Fecal transplants can help promote cancer treatment

Syringes filled with feces prepared for fecal microbiota transplantation.

Syringes filled with feces prepared for fecal microbiota transplantation.
Photo: Thierry Zoccolan (Getty Images)

Fecal transplants, already being studied as a treatment for colon infections and type 2 diabetes, could also help the body fight cancer, according to new U.S. government-funded research. In a small clinical trial, some patients with advanced cancer who received the transplants began to respond to treatments that had not worked before, that stabilized or shrunk their tumors.

The purpose of a fecal transplant is to use the feces of a donor to repair someone’s gut microbiome, the environment of bacteria that lives along our digestive tract. The intestinal microbiome helps the body regulate everything from metabolism to a well-functioning immune system, and it is suspected that an unbalanced microbiome can increase or increase the risk of many health problems, such as diabetes, inflammatory bowel disease and certain infections. By sowing their digestive tract with the bacteria from the stool of a donor, it appears possible to cultivate a healthier intestinal microbiome.

Fecal microbiota transplantation (FMT) is currently only considered as an effective treatment for recurrent gastrointestinal infections caused by Clostridioides difficult, which can be fatal. But there are ongoing trials testing its use for other conditions. This new study, led by researchers from the National Cancer Institute, viewed FMT as a kind of stimulant for another emerging treatment, cancer immunotherapy.

Immunotherapy uses drugs to boost the immune system’s ability to detect cancer cells. These drugs contain immune control inhibitors, which remove the natural limiter that some cancers use to prevent detection by T cells. Although immune control inhibitors have shown great promise in the treatment of advanced forms of cancer, the tumors of some people are still resistant to suppression by the immune system, even after treatment. Some researchers have the theory that repairing the intestinal microbiome of these patients will also cause these tumors to become vulnerable to immunotherapy.

“Cancer therapies are often dependent on stimulation of immune responses against tumors, which increases the possibility that the intestinal microbiota may influence the responses to the cancer via the immune system.” for cancer research, told Gizmodo by email.

The study involved 15 patients with advanced melanoma, the deadliest form of skin cancer, who had not previously responded to treatment with immune-control inhibitors. These patients received transplants from other patients with advanced melanoma who responded to therapy (often patients receive first a dose of antibiotics to clear up their existing microbiome, but not in this study). The donor stool was examined for potentially dangerous germs – a precaution that has become standard in the wake up of several diseases and one death associated with fecal transplants carrying drug-resistant bacteria in 2019.

Thereafter, six out of the 15 patients began to respond to the treatment. In one patient, their tumors shrank and counted for more than two years, while four others allowed their cancer to stabilize, with no signs of disease progression for at least more than a year. (It appears that the sixth patient responds fully to immunotherapy, but dies shortly after treatment from complications of an unrelated operation.)

“In these patients, the tumor progressed rapidly and life expectancy was short,” Trinchieri noted. “Stable diseases and shrinkage of the tumors will represent a significant improvement in the survival and quality of life of patients, and may lead to long-term survival and in some cases even cure.”

Both the intestinal microbiome and the immune system of these patients also showed signs that they changed favorably after the transplant, which allowed a better response to the treatment.
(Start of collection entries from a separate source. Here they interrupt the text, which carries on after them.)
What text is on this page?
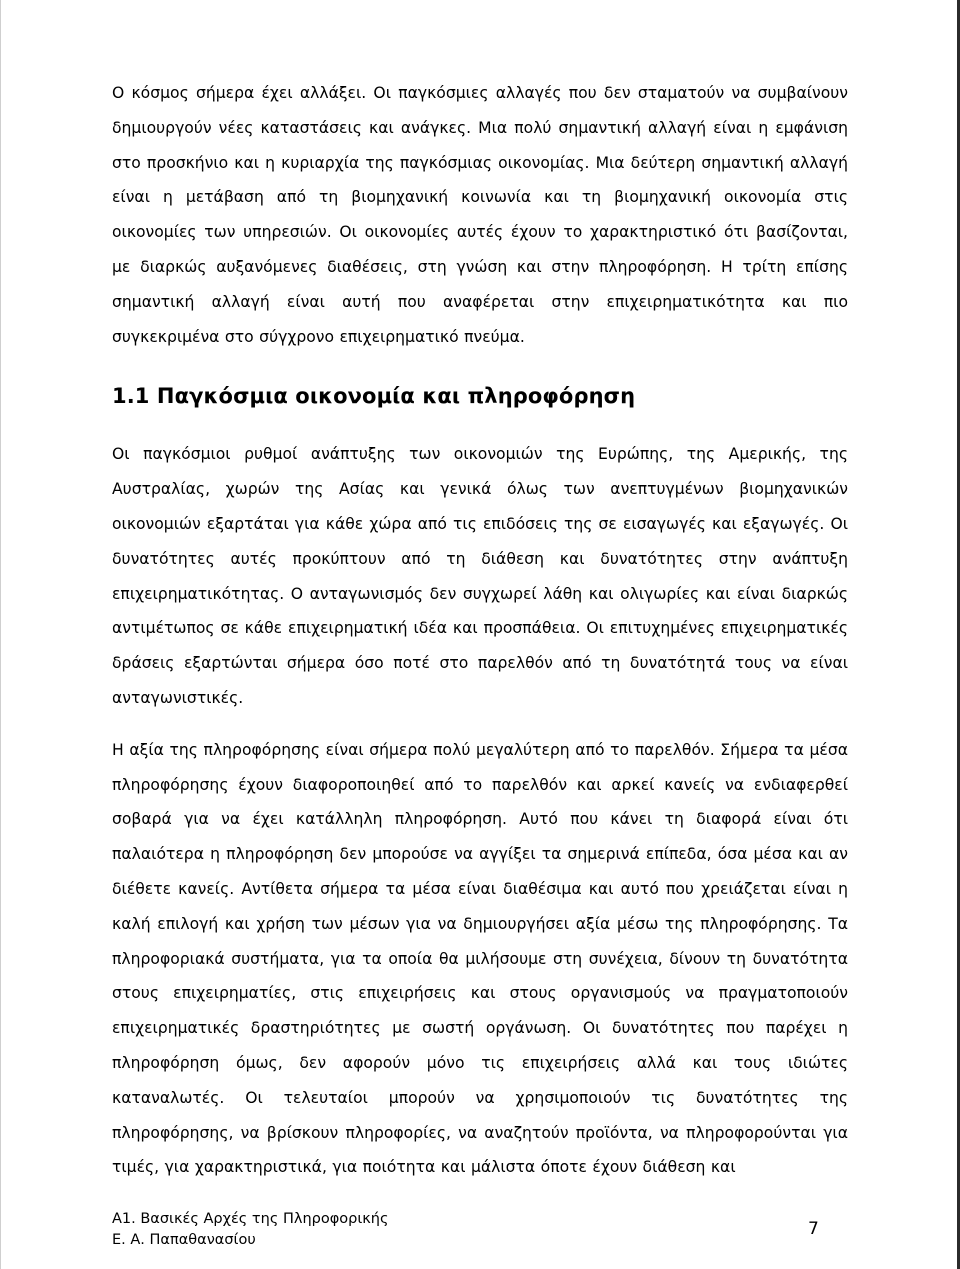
Ο κόσμος σήμερα έχει αλλάξει. Οι παγκόσμιες αλλαγές που δεν σταματούν να συμβαίνουν δημιουργούν νέες καταστάσεις και ανάγκες. Μια πολύ σημαντική αλλαγή είναι η εμφάνιση στο προσκήνιο και η κυριαρχία της παγκόσμιας οικονομίας. Μια δεύτερη σημαντική αλλαγή είναι η μετάβαση από τη βιομηχανική κοινωνία και τη βιομηχανική οικονομία στις οικονομίες των υπηρεσιών. Οι οικονομίες αυτές έχουν το χαρακτηριστικό ότι βασίζονται, με διαρκώς αυξανόμενες διαθέσεις, στη γνώση και στην πληροφόρηση. Η τρίτη επίσης σημαντική αλλαγή είναι αυτή που αναφέρεται στην επιχειρηματικότητα και πιο συγκεκριμένα στο σύγχρονο επιχειρηματικό πνεύμα.

1.1 Παγκόσμια οικονομία και πληροφόρηση

Οι παγκόσμιοι ρυθμοί ανάπτυξης των οικονομιών της Ευρώπης, της Αμερικής, της Αυστραλίας, χωρών της Ασίας και γενικά όλως των ανεπτυγμένων βιομηχανικών οικονομιών εξαρτάται για κάθε χώρα από τις επιδόσεις της σε εισαγωγές και εξαγωγές. Οι δυνατότητες αυτές προκύπτουν από τη διάθεση και δυνατότητες στην ανάπτυξη επιχειρηματικότητας. Ο ανταγωνισμός δεν συγχωρεί λάθη και ολιγωρίες και είναι διαρκώς αντιμέτωπος σε κάθε επιχειρηματική ιδέα και προσπάθεια. Οι επιτυχημένες επιχειρηματικές δράσεις εξαρτώνται σήμερα όσο ποτέ στο παρελθόν από τη δυνατότητά τους να είναι ανταγωνιστικές.

Η αξία της πληροφόρησης είναι σήμερα πολύ μεγαλύτερη από το παρελθόν. Σήμερα τα μέσα πληροφόρησης έχουν διαφοροποιηθεί από το παρελθόν και αρκεί κανείς να ενδιαφερθεί σοβαρά για να έχει κατάλληλη πληροφόρηση. Αυτό που κάνει τη διαφορά είναι ότι παλαιότερα η πληροφόρηση δεν μπορούσε να αγγίξει τα σημερινά επίπεδα, όσα μέσα και αν διέθετε κανείς. Αντίθετα σήμερα τα μέσα είναι διαθέσιμα και αυτό που χρειάζεται είναι η καλή επιλογή και χρήση των μέσων για να δημιουργήσει αξία μέσω της πληροφόρησης. Τα πληροφοριακά συστήματα, για τα οποία θα μιλήσουμε στη συνέχεια, δίνουν τη δυνατότητα στους επιχειρηματίες, στις επιχειρήσεις και στους οργανισμούς να πραγματοποιούν επιχειρηματικές δραστηριότητες με σωστή οργάνωση. Οι δυνατότητες που παρέχει η πληροφόρηση όμως, δεν αφορούν μόνο τις επιχειρήσεις αλλά και τους ιδιώτες καταναλωτές. Οι τελευταίοι μπορούν να χρησιμοποιούν τις δυνατότητες της πληροφόρησης, να βρίσκουν πληροφορίες, να αναζητούν προϊόντα, να πληροφορούνται για τιμές, για χαρακτηριστικά, για ποιότητα και μάλιστα όποτε έχουν διάθεση και

Α1. Βασικές Αρχές της Πληροφορικής
Ε. Α. Παπαθανασίου
7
And the transplants themselves are well tolerated, although the immunotherapy has probably caused mild side effects in some patients, including fatigue. The findings was published Thursday in the journal Science.

According to Trinchieri, the study is one of the first to show that altering the intestinal microbiome can improve a person’s response to immunotherapy. And while this is only evidence of the concept study, it also demonstrates the potential to target the microbiome in general for the treatment of cancer.

Despite this potential, more work needs to be done with larger groups of patients before poop transplants can become a standard of care for difficult cancer cases. The team’s research and others began to identify the types of bacteria that are likely to improve the immunotherapy response, as well as the patients who benefit most from a transplant. They also keep track of the patients who responded to FMT while using their donation for other studies.

In the future, this transplant technique – which requires a colonoscopy – may not even be the preferred method of delivery. Instead, Trinchieri said, we might just use a pill that contains the bacteria. Fortunately, some studies are already explore the method, as well as the use of FMT for other types of cancer.